The lateral femoral cutaneous nerve is identified crossing over the psoas muscle near the anterior-superior iliac spine. This nerve may need to be sacrificed for complete exposure of the acetabulum; however, initial attempts should be made to protect and save this nerve.
The psoas muscle and femoral nerve should be identified. These structures should be kept together and a Penrose drain should be placed around them in their entirety (Fig. 6-12). Care should be taken to elevate the psoas off of the internal fossa of the ilium in its entirety so that trauma to the muscle is minimized.

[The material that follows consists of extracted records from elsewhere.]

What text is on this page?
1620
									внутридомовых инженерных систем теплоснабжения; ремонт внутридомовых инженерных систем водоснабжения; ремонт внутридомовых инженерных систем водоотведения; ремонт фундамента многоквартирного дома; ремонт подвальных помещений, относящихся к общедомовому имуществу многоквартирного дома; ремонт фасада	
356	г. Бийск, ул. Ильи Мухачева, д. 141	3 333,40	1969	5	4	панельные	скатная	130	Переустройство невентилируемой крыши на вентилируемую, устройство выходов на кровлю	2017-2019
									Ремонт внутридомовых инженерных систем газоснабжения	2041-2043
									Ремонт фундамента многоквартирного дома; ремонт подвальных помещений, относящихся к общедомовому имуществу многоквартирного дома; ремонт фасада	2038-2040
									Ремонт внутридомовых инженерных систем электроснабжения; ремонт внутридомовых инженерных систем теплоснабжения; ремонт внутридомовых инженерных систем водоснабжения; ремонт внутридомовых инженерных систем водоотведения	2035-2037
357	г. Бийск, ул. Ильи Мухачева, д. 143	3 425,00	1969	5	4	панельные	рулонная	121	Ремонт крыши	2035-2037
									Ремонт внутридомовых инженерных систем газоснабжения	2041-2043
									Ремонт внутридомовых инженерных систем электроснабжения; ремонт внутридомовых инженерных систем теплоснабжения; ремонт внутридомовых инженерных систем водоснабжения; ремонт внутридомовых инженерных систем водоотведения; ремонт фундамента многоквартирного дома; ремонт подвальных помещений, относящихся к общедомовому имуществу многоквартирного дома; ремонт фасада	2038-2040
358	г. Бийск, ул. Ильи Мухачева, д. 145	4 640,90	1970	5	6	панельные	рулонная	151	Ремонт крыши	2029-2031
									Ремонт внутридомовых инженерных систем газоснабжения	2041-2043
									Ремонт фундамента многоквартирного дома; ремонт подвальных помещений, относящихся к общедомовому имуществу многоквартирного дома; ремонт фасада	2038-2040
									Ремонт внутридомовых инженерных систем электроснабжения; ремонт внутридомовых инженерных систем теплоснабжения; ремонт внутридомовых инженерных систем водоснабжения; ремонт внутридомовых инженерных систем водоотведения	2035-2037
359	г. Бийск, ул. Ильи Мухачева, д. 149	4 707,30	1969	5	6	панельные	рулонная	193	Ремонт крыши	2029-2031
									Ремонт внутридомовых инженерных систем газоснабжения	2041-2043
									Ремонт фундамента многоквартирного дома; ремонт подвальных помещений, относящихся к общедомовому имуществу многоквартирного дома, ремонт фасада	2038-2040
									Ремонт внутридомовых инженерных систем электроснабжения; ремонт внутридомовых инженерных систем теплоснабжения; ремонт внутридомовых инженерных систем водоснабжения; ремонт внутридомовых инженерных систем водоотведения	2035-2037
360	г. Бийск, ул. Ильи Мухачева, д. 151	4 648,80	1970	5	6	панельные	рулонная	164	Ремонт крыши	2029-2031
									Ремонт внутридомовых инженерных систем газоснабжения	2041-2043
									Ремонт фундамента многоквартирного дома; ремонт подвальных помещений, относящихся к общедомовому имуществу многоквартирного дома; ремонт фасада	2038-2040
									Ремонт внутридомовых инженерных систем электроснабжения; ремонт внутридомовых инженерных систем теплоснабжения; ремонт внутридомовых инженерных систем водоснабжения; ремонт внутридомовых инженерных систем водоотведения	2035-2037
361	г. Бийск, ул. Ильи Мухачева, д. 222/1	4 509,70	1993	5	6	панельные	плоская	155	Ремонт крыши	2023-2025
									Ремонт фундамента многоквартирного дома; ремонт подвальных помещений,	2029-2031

Once the entire psoas muscle and femoral nerve are protected with a Penrose drain, they can be retracted laterally. The iliopectineal fascia is identified and very careful dissection just medial
to this should be performed to separate it from the external iliac vessels. Once the iliopectineal fascia is separated from the external iliac vessels, a finger should be placed between the fascia and the vessels to palpate the pulse and confirm the vessels are medial to the finger.
Once the external iliac vessels are confirmed to be medial and the fascia is isolated, scissors are used to split the iliopectineal fascia all the way to the pelvic brim (Fig. 6-13).
With the combined tendon of the transversalis abdominus and internal abdominal oblique incised near its insertion, dissection should now proceed medially. A small portion of the rectus abdominus muscle will need to be incised transversely as it inserts on the pubic tubercle just medial to the spermatic cord or round ligament (Fig. 6-14). This will allow for exposure of the medial side of the external iliac vessels.
Circumferential access to the external iliac vessels can now be gained by placing a Penrose drain around the bundle and it can now be retracted medially and laterally (Fig. 6-15).
Once this is performed, all three windows of the ilioinguinal approach have been exposed and reduction and fixation of the acetabular fracture can be performed.
Following fixation, care should be taken to tightly repair the structures in the inguinal region to prevent postoperative hernia development. After thorough irritation of the wound, the portion of the transected rectus abdominus is reapproximated using interrupted 0-Ethibon sutures. Next, the internal abdominal oblique and transversalis abdominus conjoined tendon is repaired back to the inguinal ligament using multiple 0-Ethibon sutures.
Note: Multiple single sutures are preferred in case one should break or rupture, the remainder of the repair will stay intact.
A layered closure is preferred and the external abdominal oblique is then closed using 0-Ethibon sutures. If care has been taken during the dissection to preserve the superficial inguinal ring, the fascia can typically be closed just below this and the ring will be intact.
A drain can be placed in the lateral aspect of the wound, resting in the internal iliac fossa. The abdominal aponeurosis can then be reapproximated using multiple 0-Ethibon sutures. The subcutaneous tissue is closed in layers and the skin is closed with either a nonabsorbable monofilament suture or a staple.